Parmi ces enjeux, la quête de diversification et de décorrélation des actifs au sein des portefeuilles ALM est d’autant plus vitale aujourd’hui, qu’IFRS 9 imposera une plus grande sélectivité des sous-jacents pour répondre aux contraintes de volatilité établies par la directive.
Parallèlement, Solvabilité 2 a participé à un changement profond d’approche d’investissement : « les investisseurs assurantiels sont passés d’une approche ‘buy & hold’ traditionnelle sous Solvabilité 1, à l’intégration de nouvelles classes d’actifs, notamment illiquides de type actifs réels sous Solvabilité 2. Le bilan assurantiel a fortement évolué et la diversification fait désormais structurellement la part belle aux stratégies dites de performance absolue » explique Claire Bourgeois, Directrice des Investissements ALM chez Groupama Asset Management. Les investisseurs attendent de ces stratégies une exposition différente de celle des classes d’actifs traditionnelles (taux, crédit, actions), avec une prime compensant suffisamment le risque pris.

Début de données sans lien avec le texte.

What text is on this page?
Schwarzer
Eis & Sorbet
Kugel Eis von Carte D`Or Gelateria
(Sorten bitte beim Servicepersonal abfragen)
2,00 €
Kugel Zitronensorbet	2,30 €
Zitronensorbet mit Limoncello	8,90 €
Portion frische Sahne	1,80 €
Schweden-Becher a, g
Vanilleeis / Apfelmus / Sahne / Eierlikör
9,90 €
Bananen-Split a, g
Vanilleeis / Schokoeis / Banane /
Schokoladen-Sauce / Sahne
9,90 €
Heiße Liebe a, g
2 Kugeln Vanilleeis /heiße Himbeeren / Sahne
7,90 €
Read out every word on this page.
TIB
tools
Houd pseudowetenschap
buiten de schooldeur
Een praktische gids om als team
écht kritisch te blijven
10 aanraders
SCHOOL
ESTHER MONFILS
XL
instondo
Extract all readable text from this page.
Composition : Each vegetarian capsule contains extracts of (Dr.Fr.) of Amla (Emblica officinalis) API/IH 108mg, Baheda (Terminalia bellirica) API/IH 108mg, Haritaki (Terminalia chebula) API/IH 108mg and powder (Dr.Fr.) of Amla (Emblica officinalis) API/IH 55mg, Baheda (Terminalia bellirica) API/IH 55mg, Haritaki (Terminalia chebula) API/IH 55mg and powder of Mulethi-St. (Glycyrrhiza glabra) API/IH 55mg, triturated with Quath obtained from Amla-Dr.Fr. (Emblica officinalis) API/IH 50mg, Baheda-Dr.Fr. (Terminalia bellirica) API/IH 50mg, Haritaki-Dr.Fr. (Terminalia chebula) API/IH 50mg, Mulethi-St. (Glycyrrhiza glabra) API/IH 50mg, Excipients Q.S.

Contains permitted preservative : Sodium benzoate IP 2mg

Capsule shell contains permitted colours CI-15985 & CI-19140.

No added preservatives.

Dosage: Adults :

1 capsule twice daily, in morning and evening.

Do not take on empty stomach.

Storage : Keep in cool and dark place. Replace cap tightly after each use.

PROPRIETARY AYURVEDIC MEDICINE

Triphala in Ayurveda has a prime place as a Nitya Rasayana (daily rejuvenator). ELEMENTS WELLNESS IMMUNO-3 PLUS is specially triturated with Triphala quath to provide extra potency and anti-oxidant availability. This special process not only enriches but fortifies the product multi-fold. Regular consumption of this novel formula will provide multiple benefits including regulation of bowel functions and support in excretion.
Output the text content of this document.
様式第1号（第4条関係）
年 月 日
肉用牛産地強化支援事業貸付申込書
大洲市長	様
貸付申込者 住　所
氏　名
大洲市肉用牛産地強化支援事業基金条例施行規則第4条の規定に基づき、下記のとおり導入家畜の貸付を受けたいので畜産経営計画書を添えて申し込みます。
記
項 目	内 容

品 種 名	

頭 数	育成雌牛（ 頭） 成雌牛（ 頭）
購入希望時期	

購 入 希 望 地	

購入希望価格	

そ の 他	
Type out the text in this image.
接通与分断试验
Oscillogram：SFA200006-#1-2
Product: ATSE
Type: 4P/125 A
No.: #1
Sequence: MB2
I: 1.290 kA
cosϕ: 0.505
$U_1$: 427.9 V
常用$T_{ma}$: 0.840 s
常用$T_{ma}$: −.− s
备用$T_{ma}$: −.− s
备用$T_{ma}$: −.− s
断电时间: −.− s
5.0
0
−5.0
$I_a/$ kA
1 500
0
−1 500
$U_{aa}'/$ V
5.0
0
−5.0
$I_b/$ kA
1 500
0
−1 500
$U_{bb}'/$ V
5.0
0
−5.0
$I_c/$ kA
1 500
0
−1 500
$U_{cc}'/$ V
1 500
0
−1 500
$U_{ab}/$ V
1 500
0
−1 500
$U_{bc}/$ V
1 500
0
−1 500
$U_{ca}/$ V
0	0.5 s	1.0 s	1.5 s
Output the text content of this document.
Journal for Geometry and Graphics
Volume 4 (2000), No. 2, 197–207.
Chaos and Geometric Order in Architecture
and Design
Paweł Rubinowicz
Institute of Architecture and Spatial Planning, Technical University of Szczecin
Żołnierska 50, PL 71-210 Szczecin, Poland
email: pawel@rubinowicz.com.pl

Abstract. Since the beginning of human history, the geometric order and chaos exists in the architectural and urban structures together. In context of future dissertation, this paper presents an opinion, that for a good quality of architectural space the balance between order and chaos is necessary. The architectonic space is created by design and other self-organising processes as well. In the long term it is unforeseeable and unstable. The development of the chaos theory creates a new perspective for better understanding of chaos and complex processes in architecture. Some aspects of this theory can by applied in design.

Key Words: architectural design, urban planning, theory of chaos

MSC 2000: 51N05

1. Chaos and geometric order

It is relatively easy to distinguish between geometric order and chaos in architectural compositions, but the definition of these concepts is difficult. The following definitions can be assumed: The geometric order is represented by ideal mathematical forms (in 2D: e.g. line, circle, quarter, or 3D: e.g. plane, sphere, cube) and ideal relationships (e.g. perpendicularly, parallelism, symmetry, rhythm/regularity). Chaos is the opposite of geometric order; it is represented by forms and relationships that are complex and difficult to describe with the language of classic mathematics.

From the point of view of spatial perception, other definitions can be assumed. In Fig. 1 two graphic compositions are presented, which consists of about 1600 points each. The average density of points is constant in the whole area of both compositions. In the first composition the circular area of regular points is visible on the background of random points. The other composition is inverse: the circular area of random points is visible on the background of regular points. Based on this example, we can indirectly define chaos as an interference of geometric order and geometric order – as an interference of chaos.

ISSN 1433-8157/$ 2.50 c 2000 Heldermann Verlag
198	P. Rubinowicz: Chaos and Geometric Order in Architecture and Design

Stratégies de performance absolue : identifier la promesse de couple rendement-risque et les expositions implicites
Vaste et disparate, l’univers des stratégies à performance absolue - qui représente près de 530 milliards d’euros d’actifs en Europe - n’est pas toujours facile à appréhender pour les investisseurs. « Pour simplifier, il existe deux grandes catégories de stratégies de performance absolue : d’un côté les stratégies systématiques qui reposent sur une gestion quantitative, à fort degré de réplicabilité et à fort bêta [1], basées sur des back-tests, de l’autre, les stratégies discrétionnaires fondées sur une gestion active, de conviction, à faible degré de réplicabilité et visant la génération d’alpha [2]. Dans les deux cas, la recherche de valeur ajoutée liée à ce qu’on peut appeler des primes factorielles est présentée comme complémentaire à celle des primes de risque traditionnelles » détaille Hamid Louaheb, Responsable de la Gestion ALM France.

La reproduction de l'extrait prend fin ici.